The problem here is that it isn't easy to find someone who loves animals enough to want to spend long days cleaning up after them for 350.00 (cash) a week. I also need someone to cook and clean and run errands. Beau and I are bilingual, so someone who only speaks Spanish is fine with us. We really need someone to live in and be willing to work odd hours, but I gave in and hired Saida who won't stay nights because the trade off was her driving for us. Now she says she can't drive anymore because her license has expired and she is afraid to try to renew it with her fake social security card. I don't want to let her go, she needs this job, despite her casual attitude towards it. Plus I just hate going through the whole interview process.

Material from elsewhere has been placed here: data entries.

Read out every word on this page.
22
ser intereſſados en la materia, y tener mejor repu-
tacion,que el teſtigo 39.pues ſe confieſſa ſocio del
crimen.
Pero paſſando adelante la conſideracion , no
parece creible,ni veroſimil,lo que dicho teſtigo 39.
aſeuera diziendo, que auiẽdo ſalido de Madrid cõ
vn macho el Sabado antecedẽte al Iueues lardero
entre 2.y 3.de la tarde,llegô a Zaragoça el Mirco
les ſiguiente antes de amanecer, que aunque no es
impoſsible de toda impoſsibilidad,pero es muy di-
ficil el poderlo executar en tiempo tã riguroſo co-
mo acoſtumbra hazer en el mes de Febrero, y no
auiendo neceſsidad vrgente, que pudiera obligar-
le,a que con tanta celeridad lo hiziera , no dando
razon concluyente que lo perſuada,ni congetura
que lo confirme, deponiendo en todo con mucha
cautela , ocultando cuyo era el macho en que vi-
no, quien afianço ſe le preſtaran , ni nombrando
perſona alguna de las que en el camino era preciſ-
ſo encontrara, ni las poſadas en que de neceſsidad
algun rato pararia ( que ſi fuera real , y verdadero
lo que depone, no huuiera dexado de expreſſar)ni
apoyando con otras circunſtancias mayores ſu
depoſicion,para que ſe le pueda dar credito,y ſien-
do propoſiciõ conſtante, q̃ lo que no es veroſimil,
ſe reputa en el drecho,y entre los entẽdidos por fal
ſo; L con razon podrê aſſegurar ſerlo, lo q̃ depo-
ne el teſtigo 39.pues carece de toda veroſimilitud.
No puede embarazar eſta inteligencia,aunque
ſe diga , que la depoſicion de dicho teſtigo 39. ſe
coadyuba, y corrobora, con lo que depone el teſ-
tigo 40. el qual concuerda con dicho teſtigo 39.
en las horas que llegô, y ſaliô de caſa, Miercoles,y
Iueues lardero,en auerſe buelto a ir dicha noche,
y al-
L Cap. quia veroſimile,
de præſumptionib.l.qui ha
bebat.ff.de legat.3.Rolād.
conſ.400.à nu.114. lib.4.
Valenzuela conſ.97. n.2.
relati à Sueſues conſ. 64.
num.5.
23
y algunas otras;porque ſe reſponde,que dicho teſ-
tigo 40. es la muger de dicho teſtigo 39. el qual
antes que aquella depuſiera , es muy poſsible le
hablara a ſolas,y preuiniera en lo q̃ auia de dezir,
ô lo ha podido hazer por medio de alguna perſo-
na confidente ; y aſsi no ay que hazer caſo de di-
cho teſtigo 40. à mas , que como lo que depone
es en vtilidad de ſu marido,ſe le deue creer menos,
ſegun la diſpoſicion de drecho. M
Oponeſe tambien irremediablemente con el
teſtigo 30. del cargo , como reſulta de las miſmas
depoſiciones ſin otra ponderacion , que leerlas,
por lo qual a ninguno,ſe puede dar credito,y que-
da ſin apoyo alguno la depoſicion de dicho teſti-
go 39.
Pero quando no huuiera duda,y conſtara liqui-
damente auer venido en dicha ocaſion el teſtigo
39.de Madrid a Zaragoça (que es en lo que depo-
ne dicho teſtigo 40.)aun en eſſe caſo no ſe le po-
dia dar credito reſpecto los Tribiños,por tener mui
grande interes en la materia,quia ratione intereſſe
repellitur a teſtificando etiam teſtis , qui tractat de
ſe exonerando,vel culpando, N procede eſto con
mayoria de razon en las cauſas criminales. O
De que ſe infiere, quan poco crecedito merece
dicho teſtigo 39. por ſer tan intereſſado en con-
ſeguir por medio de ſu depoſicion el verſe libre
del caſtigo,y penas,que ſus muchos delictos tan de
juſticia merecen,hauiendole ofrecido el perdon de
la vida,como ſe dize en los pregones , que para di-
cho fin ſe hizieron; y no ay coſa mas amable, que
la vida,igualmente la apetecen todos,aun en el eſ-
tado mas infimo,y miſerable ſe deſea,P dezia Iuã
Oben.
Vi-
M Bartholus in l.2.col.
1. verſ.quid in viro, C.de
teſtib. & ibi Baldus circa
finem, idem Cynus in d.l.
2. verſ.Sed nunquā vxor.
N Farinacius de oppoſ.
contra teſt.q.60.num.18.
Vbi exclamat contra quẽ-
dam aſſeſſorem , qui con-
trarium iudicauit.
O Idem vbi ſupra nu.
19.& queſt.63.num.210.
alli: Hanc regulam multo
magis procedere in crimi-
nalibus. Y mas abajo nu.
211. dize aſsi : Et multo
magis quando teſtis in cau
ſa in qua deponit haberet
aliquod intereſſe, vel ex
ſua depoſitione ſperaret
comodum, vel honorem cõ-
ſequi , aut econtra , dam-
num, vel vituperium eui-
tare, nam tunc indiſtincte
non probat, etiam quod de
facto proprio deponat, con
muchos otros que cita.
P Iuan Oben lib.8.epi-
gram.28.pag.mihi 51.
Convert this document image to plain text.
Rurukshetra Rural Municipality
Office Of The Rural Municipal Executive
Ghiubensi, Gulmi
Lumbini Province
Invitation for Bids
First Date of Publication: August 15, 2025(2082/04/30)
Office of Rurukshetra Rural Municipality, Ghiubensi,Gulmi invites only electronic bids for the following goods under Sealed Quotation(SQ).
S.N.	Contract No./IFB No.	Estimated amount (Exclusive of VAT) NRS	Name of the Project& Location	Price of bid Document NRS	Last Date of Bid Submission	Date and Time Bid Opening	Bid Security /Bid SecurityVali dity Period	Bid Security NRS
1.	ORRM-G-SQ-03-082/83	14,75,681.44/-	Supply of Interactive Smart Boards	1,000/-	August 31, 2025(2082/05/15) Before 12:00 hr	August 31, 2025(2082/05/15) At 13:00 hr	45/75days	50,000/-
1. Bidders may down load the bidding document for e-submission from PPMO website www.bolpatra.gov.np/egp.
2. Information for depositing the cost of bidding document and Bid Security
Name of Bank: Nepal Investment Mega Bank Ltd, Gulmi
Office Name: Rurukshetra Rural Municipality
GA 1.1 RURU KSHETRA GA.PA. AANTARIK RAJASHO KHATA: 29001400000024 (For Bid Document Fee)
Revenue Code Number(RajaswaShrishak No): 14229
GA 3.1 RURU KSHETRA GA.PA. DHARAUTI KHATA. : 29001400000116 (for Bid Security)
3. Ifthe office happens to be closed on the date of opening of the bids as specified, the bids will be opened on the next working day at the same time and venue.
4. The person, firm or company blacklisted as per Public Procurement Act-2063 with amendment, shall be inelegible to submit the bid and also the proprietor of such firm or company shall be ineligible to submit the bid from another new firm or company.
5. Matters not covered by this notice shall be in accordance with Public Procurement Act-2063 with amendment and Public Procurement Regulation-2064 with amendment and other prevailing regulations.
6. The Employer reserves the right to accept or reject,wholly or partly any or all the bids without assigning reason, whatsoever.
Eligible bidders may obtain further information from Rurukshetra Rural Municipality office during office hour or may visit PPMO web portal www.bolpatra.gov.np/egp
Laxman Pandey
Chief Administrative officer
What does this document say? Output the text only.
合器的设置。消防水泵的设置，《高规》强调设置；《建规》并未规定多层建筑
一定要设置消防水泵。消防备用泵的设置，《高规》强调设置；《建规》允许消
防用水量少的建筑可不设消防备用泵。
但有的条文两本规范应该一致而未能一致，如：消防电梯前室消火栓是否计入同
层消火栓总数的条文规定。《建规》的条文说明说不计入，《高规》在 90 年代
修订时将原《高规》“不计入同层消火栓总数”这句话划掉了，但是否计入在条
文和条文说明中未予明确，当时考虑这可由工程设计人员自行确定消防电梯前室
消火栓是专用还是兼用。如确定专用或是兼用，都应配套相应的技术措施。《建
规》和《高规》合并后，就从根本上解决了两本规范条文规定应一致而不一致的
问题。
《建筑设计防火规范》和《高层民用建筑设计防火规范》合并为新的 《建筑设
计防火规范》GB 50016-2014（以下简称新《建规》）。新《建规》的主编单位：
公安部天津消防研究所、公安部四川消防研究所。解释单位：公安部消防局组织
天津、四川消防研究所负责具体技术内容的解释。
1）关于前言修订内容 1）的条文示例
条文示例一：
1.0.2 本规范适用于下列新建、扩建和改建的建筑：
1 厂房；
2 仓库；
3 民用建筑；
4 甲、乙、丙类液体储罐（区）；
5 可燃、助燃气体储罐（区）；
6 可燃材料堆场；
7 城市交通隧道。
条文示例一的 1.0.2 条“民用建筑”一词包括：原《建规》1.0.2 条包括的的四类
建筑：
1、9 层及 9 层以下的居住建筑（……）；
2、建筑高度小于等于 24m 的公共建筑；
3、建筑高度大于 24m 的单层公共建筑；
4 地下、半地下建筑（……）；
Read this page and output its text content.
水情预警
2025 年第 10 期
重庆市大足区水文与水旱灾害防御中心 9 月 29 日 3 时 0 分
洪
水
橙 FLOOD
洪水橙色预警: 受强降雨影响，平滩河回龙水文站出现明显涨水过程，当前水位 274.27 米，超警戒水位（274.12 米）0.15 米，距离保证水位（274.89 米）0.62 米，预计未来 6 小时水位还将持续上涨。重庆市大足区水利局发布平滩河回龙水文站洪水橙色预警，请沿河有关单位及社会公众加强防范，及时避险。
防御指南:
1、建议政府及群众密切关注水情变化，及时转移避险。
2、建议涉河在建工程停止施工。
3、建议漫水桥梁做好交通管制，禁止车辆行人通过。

It's so grueling and stressful.
I'm also dealing with an issue that's come up for me with a friend, and I can't talk about it here, because he/she reads my journal. If you're thinking it's you, it isn't, because this person is so incredibly selfish it wouldn't even occur to them to care. Then again maybe they would because it seems like the only time they get interested is when there is some kind of negative charge that draws their attention. I'm so burnt out and hurting over this. I've been such a good friend too, I deserve better, but asking for it makes him/her just push you further away. I've invested so much in this relationship, but I've been pulling away and distancing myself for a while now, so maybe I'll just keep on doing that. It's sad because we have sooo much in common and I really love him. Sucks!
Growth, growth, growth. I promised myself this year would be all about growth. Gotta let go sometimes, even when it hurts. I've done a lot of letting go in my life, maybe I need to get better at it.